DDP is running a single process per GPU
DP is running a single process total
NCCL is the backend I am using, and I believe the recommended one from the pytorch docs.

I see, could you also confirm that the batch size for DP is equal to the sum of batch size fed to each DDP process? For DDP the effective batch size is the global batch size across all DDP workers.

Yes, that is the case, the total batch size is equivalent for both.

In terms of the discrepancy in loss across DDP and DP, does this happen from the first iteration itself or it slowly creeps in where after a large number of iterations you see some deviations? Also, what is the percentage difference between the loss you see for DDP and DP at the end of training?

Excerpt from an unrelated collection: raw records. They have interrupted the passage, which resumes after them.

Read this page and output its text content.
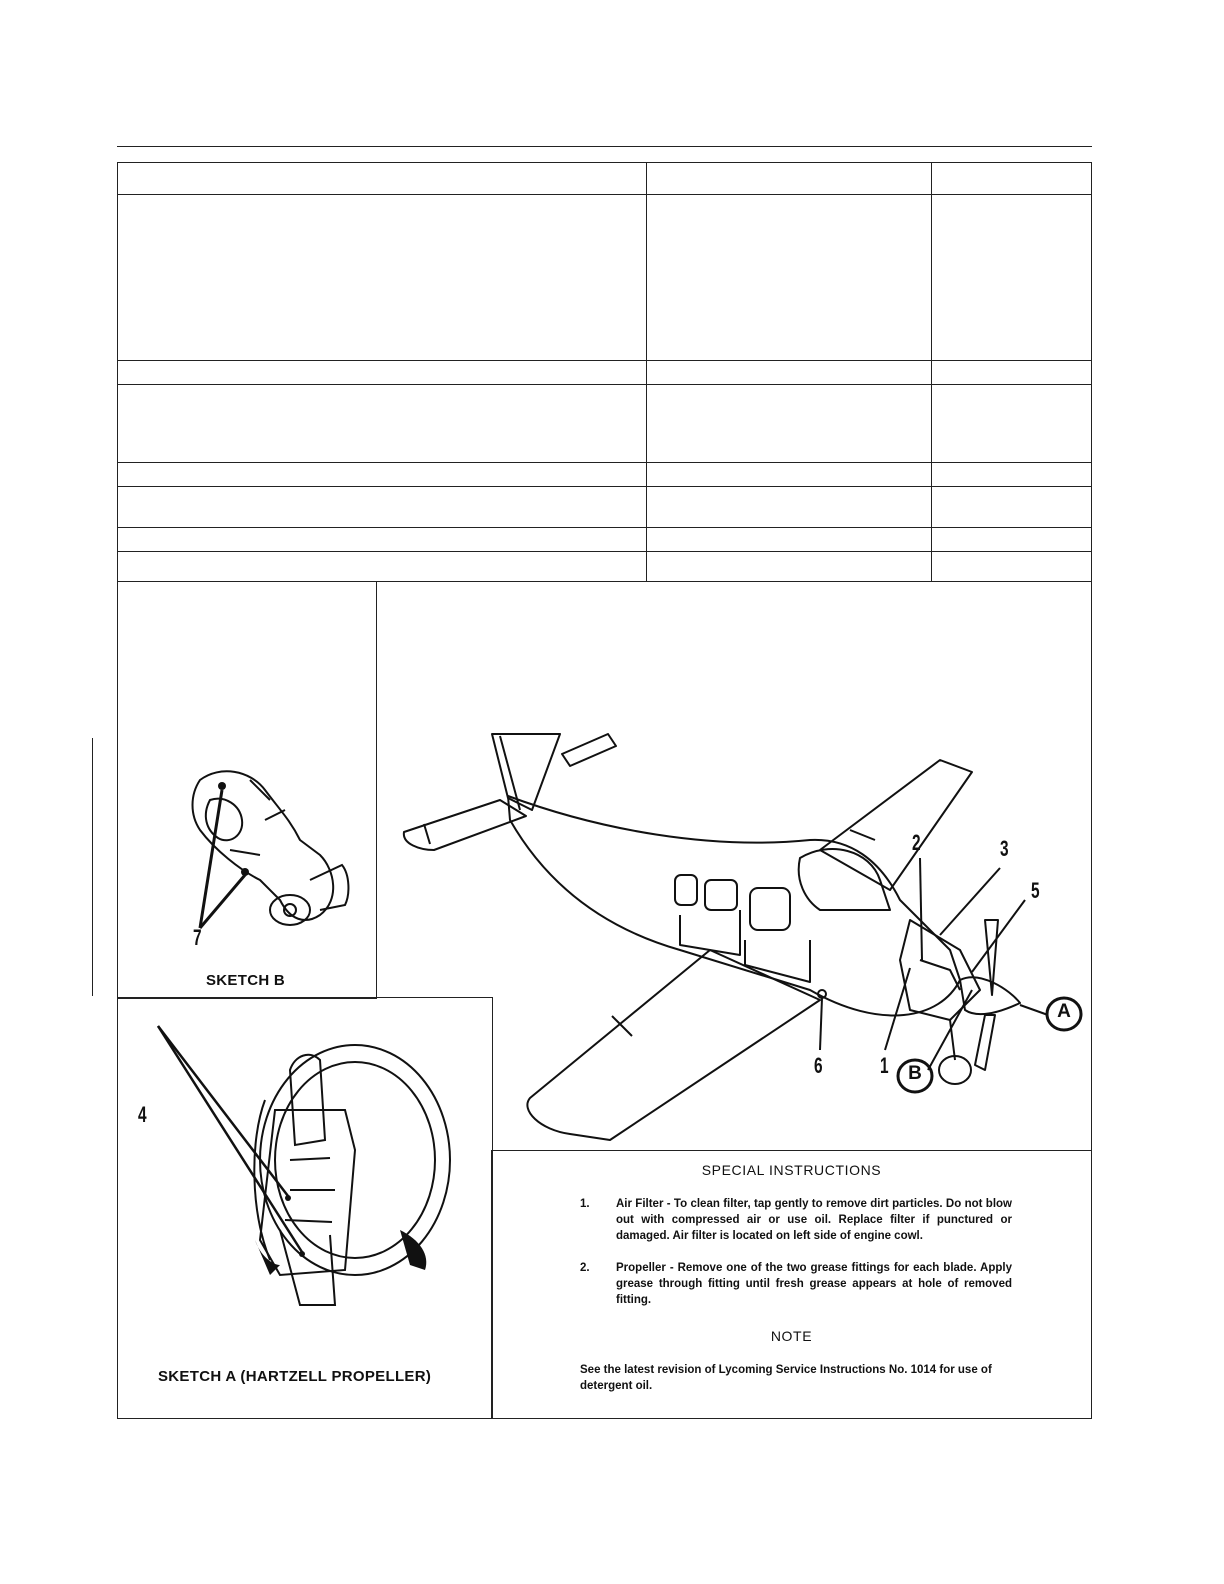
7
SKETCH B
4
SKETCH A (HARTZELL PROPELLER)
2	3
5
6	1
A
B
SPECIAL INSTRUCTIONS
1. Air Filter - To clean filter, tap gently to remove dirt particles. Do not blow out with compressed air or use oil. Replace filter if punctured or damaged. Air filter is located on left side of engine cowl.
2. Propeller - Remove one of the two grease fittings for each blade. Apply grease through fitting until fresh grease appears at hole of removed fitting.
NOTE
See the latest revision of Lycoming Service Instructions No. 1014 for use of detergent oil.
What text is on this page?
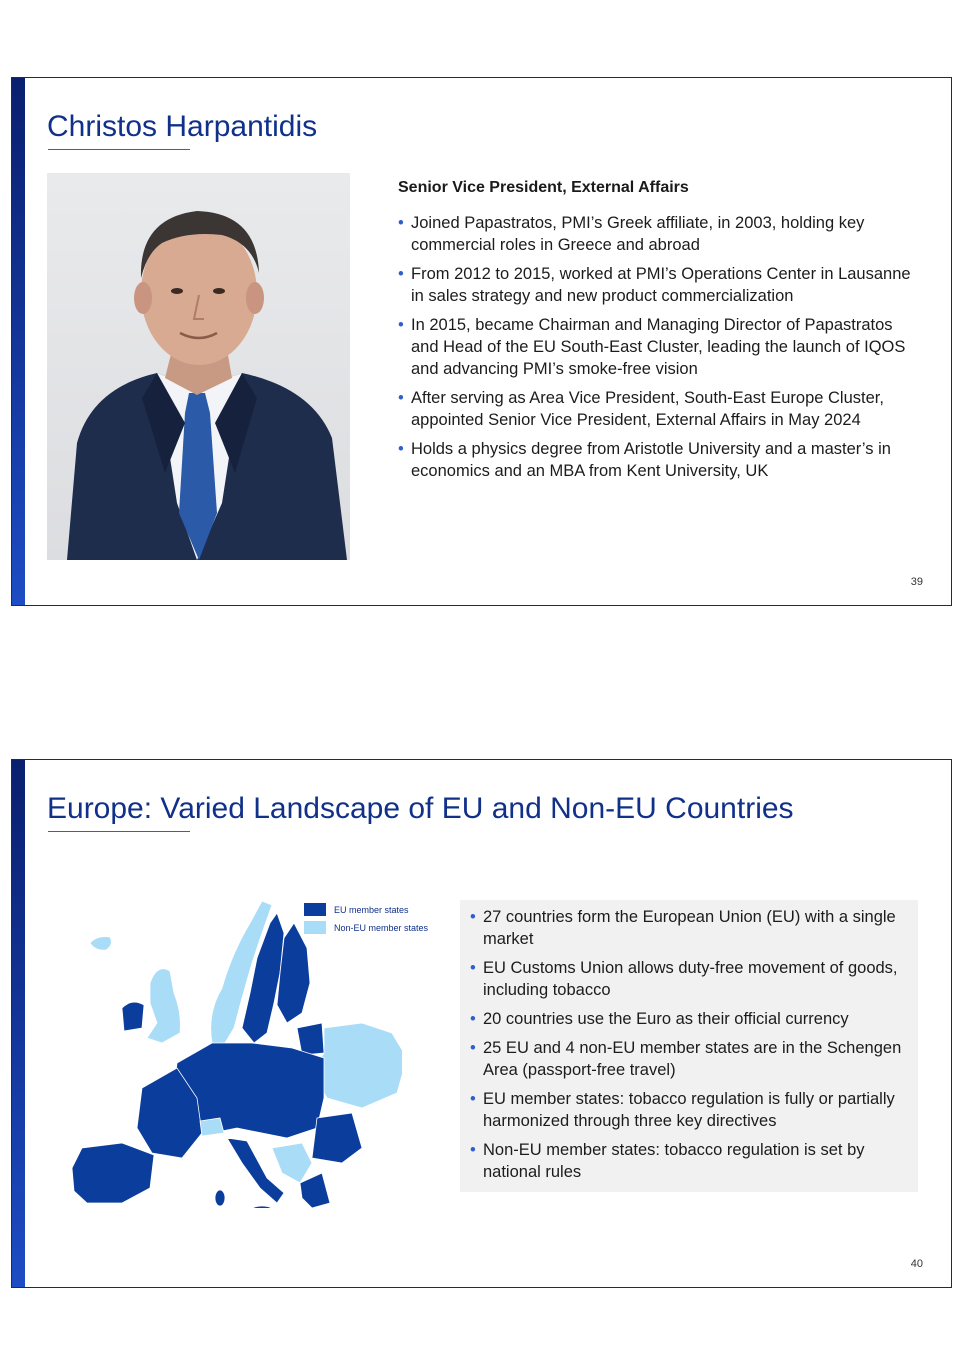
Christos Harpantidis

Senior Vice President, External Affairs

• Joined Papastratos, PMI’s Greek affiliate, in 2003, holding key commercial roles in Greece and abroad
• From 2012 to 2015, worked at PMI’s Operations Center in Lausanne in sales strategy and new product commercialization
• In 2015, became Chairman and Managing Director of Papastratos and Head of the EU South-East Cluster, leading the launch of IQOS and advancing PMI’s smoke-free vision
• After serving as Area Vice President, South-East Europe Cluster, appointed Senior Vice President, External Affairs in May 2024
• Holds a physics degree from Aristotle University and a master’s in economics and an MBA from Kent University, UK
39
Europe: Varied Landscape of EU and Non-EU Countries
EU member states
Non-EU member states
• 27 countries form the European Union (EU) with a single market
• EU Customs Union allows duty-free movement of goods, including tobacco
• 20 countries use the Euro as their official currency
• 25 EU and 4 non-EU member states are in the Schengen Area (passport-free travel)
• EU member states: tobacco regulation is fully or partially harmonized through three key directives
• Non-EU member states: tobacco regulation is set by national rules
40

It is more so that it converges to a slightly higher level. The best eval loss would be like .17 for DP and .175 for DDP. Although it is a small difference, it is a meaningful difference, effects downstream performance and is consistent across runs.

I see, it is hard to track down the root cause without having a repro that we can run ourselves. Is it possible to share your code and the steps to reproduce this issue if your code is OSS?

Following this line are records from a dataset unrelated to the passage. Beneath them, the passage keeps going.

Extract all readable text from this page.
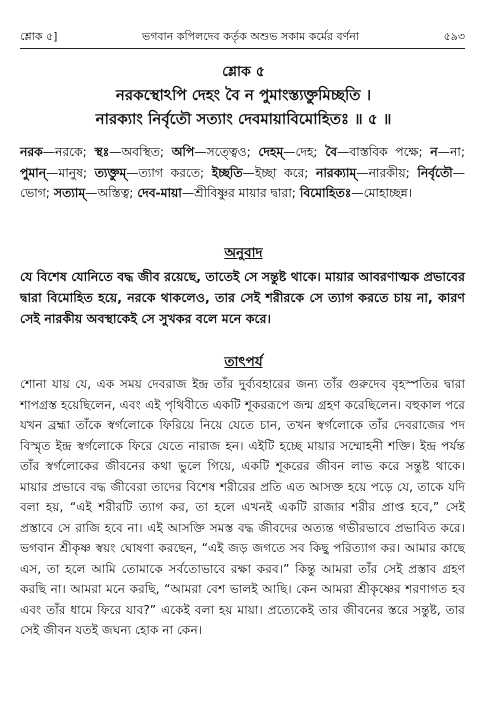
শ্লোক ৫]	ভগবান কপিলদেব কর্তৃক অশুভ সকাম কর্মের বর্ণনা	৫৯৩
শ্লোক ৫
নরকস্থোঽপি দেহং বৈ ন পুমাংস্ত্যক্তুমিচ্ছতি ।
নারক্যাং নির্বৃতৌ সত্যাং দেবমায়াবিমোহিতঃ ॥ ৫ ॥
নরক—নরকে; স্থঃ—অবস্থিত; অপি—সত্ত্বেও; দেহম্—দেহ; বৈ—বাস্তবিক পক্ষে; ন—না; পুমান্—মানুষ; ত্যক্তুম্—ত্যাগ করতে; ইচ্ছতি—ইচ্ছা করে; নারক্যাম্—নারকীয়; নির্বৃতৌ—ভোগ; সত্যাম্—অস্তিত্ব; দেব-মায়া—শ্রীবিষ্ণুর মায়ার দ্বারা; বিমোহিতঃ—মোহাচ্ছন্ন।
অনুবাদ
যে বিশেষ যোনিতে বদ্ধ জীব রয়েছে, তাতেই সে সন্তুষ্ট থাকে। মায়ার আবরণাত্মক প্রভাবের দ্বারা বিমোহিত হয়ে, নরকে থাকলেও, তার সেই শরীরকে সে ত্যাগ করতে চায় না, কারণ সেই নারকীয় অবস্থাকেই সে সুখকর বলে মনে করে।
তাৎপর্য
শোনা যায় যে, এক সময় দেবরাজ ইন্দ্র তাঁর দুর্ব্যবহারের জন্য তাঁর গুরুদেব বৃহস্পতির দ্বারা শাপগ্রস্ত হয়েছিলেন, এবং এই পৃথিবীতে একটি শূকররূপে জন্ম গ্রহণ করেছিলেন। বহুকাল পরে যখন ব্রহ্মা তাঁকে স্বর্গলোকে ফিরিয়ে নিয়ে যেতে চান, তখন স্বর্গলোকে তাঁর দেবরাজের পদ বিস্মৃত ইন্দ্র স্বর্গলোকে ফিরে যেতে নারাজ হন। এইটি হচ্ছে মায়ার সম্মোহনী শক্তি। ইন্দ্র পর্যন্ত তাঁর স্বর্গলোকের জীবনের কথা ভুলে গিয়ে, একটি শূকরের জীবন লাভ করে সন্তুষ্ট থাকে। মায়ার প্রভাবে বদ্ধ জীবেরা তাদের বিশেষ শরীরের প্রতি এত আসক্ত হয়ে পড়ে যে, তাকে যদি বলা হয়, “এই শরীরটি ত্যাগ কর, তা হলে এখনই একটি রাজার শরীর প্রাপ্ত হবে,” সেই প্রস্তাবে সে রাজি হবে না। এই আসক্তি সমস্ত বদ্ধ জীবদের অত্যন্ত গভীরভাবে প্রভাবিত করে। ভগবান শ্রীকৃষ্ণ স্বয়ং ঘোষণা করছেন, “এই জড় জগতে সব কিছু পরিত্যাগ কর। আমার কাছে এস, তা হলে আমি তোমাকে সর্বতোভাবে রক্ষা করব।” কিন্তু আমরা তাঁর সেই প্রস্তাব গ্রহণ করছি না। আমরা মনে করছি, “আমরা বেশ ভালই আছি। কেন আমরা শ্রীকৃষ্ণের শরণাগত হব এবং তাঁর ধামে ফিরে যাব?” একেই বলা হয় মায়া। প্রত্যেকেই তার জীবনের স্তরে সন্তুষ্ট, তার সেই জীবন যতই জঘন্য হোক না কেন।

Unfortunately it isn’t, I understand that the direct problem is probably not solvable due to that. Was more looking for possible reasons why that would occur, as in my mind the results should be identical.

Are you seeing this worse convergence for different runs using different seed (if used), i.e. is it reproducible?

I also got this problem and tried almost every solution seen in this forum. have you solve this problem yet?

I think the difference in results between DDP and DP might have to do with the fact that DP computes the loss and grads on the entire batch, whereas DDP computes loss and grads on individual minibatches and then averages the grads. As a result, if there is some computation where f(x + y) != f(x) + f(y), DDP might provide different results.

A simple example simulating this:

from torch import nn
import torch

import torch
from torch.autograd import Function

class MyFunc(Function):
    @staticmethod
    def forward(ctx, inp):
        return inp

    @staticmethod
    def backward(ctx, inp):
        return inp * inp

loss = nn.CrossEntropyLoss()
input = torch.randn(4, 5, requires_grad=True)
target = torch.empty(4, dtype=torch.long).random_(5)

# Simulate DP
b1 = input[0:2]
b2 = input[2:4]

b1 = MyFunc.apply(b1)
b2 = MyFunc.apply(b2)
output = loss(torch.cat((b1, b2), 0), target)
output.backward()
print (input.grad)
grad1 = input.grad
input.grad = None

# Simulate DDP
b1 = input[0:2]
b2 = input[2:4]
t1 = target[0:2]
t2 = target[2:4]
b1 = MyFunc.apply(b1)
output = loss(b1, t1)
output.backward()
b2 = MyFunc.apply(b2)
output = loss(b2, t2)
output.backward()
print (input.grad/2)
grad2 = input.grad/2
print (grad1 == grad2)
3 Likes

Hi, thank you for the response and the code. If you change the third to last and second to last line to:

print (input.grad/4)
grad2 = input.grad/4

You will get the equal gradients. So this suggests its a scaling issue and tuning the learning rate should solve it rather than a more fundamental issue where the mean of the minibatch losses doesn’t equal the total batch loss.

My above example is very simple and as a result such scaling might resolve the issue. However for a complex model, it might not be clear how to scale grads/learning rate since it could contain a large number of complex functions of the form f(x + y) ! = f(x) + f(y) which result in this inconsistency.

Ah, great that makes sense, thank you for the clarification. I’m gonna do some gradient testing now. Thank you!

Hi, the issue here turned out to be with padding, so apologies with the misleading original post. I thought we had investigated it fully but we had not. I’ve added more of a description with some possible helpful notes here:

1 Like

Not sure this is the case for anyone here, but in my case I was using autocast and GradScaler. I had both set to enabled=False. According to the docs this should mean these should have no effect, which was in fact the case with a single GPU and using DP.

However, with DDP I found that introducing these increased variance in the training and validation loss significantly, deteriorating model accuracy overall. According to the docs autocast and GradScaler shouldn’t adversely affect DDP, but it did just that in my case. Not sure why, but I assume it has to do with gradient synchronization in DDP.